Le Congo n’a pas besoin d’une grand-messe politique supplémentaire. Il a besoin de vérité. Une vérité qui ne se contente ni des discours solennels ni des formules soigneusement ciselées, mais qui ose regarder le pays dans les yeux : des territoires échappent à l’autorité de l’État, des millions de citoyens vivent dans la peur et le déplacement, les institutions sont contestées, les libertés publiques éprouvées et la fracture sociale s’élargit. Dans un tel moment, annoncer un dialogue devrait être une main tendue, non une invitation dont le pouvoir déciderait seul de la liste des convives, du menu, de l’ordre des discussions et, surtout, de la sortie de table. Le dialogue national ne peut être la propriété d’un homme, d’un parti ou d’un camp. Il doit redevenir la propriété de la Nation.

C’est là que se situe le malaise soulevé par Sauvons la RDC. Car on ne peut prétendre rechercher la cohésion en organisant un processus dont les règles seraient arrêtées unilatéralement. On ne peut parler de refondation de l’État tout en évitant les questions qui fâchent : la légitimité des institutions, la démocratie, les libertés, la justice, la gouvernance, la sécurité et l’avenir constitutionnel du pays.

Et l’on ne peut sérieusement demander aux Congolais de croire à une paix durable si ceux qui portent des propositions concurrentes, y compris ceux qui se trouvent au cœur de la crise, sont écartés avant même que les chaises ne soient installées. La paix congolaise ne sera pas celle des vainqueurs contre les vaincus ; elle devra être celle d’un peuple qui refuse désormais de transmettre ses fractures à la génération suivante.

La véritable question dépasse donc Félix Tshisekedi et dépasse même l’opposition. Elle concerne le destin collectif d’un pays qui ne peut éternellement transformer chaque crise en affrontement de personnes. Si le dialogue doit avoir lieu, qu’il soit souverain, inclusif, sécurisé et réellement indépendant.
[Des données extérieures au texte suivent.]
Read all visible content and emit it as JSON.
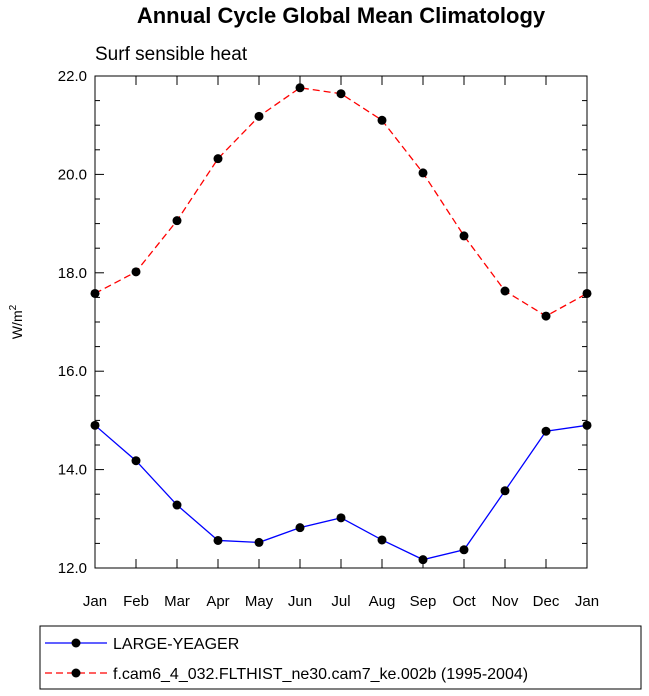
{
  "chart_data": {
    "type": "line",
    "title": "Annual Cycle Global Mean Climatology",
    "subtitle": "Surf sensible heat",
    "ylabel": "W/m",
    "ylabel_sup": "2",
    "xlabel": "",
    "categories": [
      "Jan",
      "Feb",
      "Mar",
      "Apr",
      "May",
      "Jun",
      "Jul",
      "Aug",
      "Sep",
      "Oct",
      "Nov",
      "Dec",
      "Jan"
    ],
    "ylim": [
      12.0,
      22.0
    ],
    "yticks": [
      "12.0",
      "14.0",
      "16.0",
      "18.0",
      "20.0",
      "22.0"
    ],
    "ytick_values": [
      12,
      14,
      16,
      18,
      20,
      22
    ],
    "grid": false,
    "legend_position": "bottom",
    "series": [
      {
        "name": "LARGE-YEAGER",
        "color": "#0000ff",
        "style": "solid",
        "marker": "filled-circle",
        "values": [
          14.9,
          14.18,
          13.28,
          12.56,
          12.52,
          12.82,
          13.02,
          12.57,
          12.17,
          12.37,
          13.57,
          14.78,
          14.9
        ]
      },
      {
        "name": "f.cam6_4_032.FLTHIST_ne30.cam7_ke.002b (1995-2004)",
        "color": "#ff0000",
        "style": "dashed",
        "marker": "filled-circle",
        "values": [
          17.58,
          18.02,
          19.06,
          20.32,
          21.18,
          21.76,
          21.64,
          21.1,
          20.03,
          18.75,
          17.63,
          17.12,
          17.58
        ]
      }
    ]
  }
}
Que ses règles soient négociées plutôt qu’imposées. Que la CENCO et l’ECC, dont les initiatives ont contribué à maintenir des passerelles entre des positions antagonistes, puissent jouer une véritable mission de facilitation et de médiation. Que des garanties crédibles permettent de transformer les résolutions en engagements opposables. Et surtout, que la Constitution demeure la ligne rouge commune : aucune crise, aucune ambition, aucune majorité politique ne saurait justifier que l’on demande à la République de s’incliner devant les intérêts du moment. Le Congo mérite mieux qu’un dialogue destiné à consacrer des décisions déjà prises ; il mérite une conversation nationale capable de produire des décisions nouvelles.
Refuser un mauvais dialogue ne signifie donc pas refuser le dialogue. C’est précisément parce que la République est en danger qu’il faut sauver le principe du dialogue de sa récupération politique. L’opposition congolaise, si elle veut convaincre au-delà de ses chapelles, doit avoir le courage de proposer autre chose que le simple rejet : une République réconciliée avec elle-même, une justice qui ne soit ni vengeance ni instrument de pouvoir, une sécurité qui protège le citoyen, une économie qui réduise les inégalités, des institutions respectées et une dignité humaine placée au-dessus des ambitions individuelles.
C’est dans cette perspective que la déclaration de Sauvons la RDC, signée le 31 août 2026 par Franck Diongo, Jean-Claude Vuemba, Raymond Tshibanda, Seth Kikuni, Claudel André Lubaya, Théophile Mbemba, Dr. Tharcisse Loseke, Albert Mukulubundu, Filia Tshipasa et Bienvenu Matumo, doit être lue : non comme une simple profession de foi partisane, mais comme l’expression d’une exigence politique plus vaste — celle d’un Congo où aucun pouvoir ne serait assez fort pour confisquer le débat national, et où aucune opposition ne serait assez divisée pour laisser la République sans voix. Le véritable dialogue ne cherchera pas à sauver un pouvoir ; il cherchera à sauver le pays.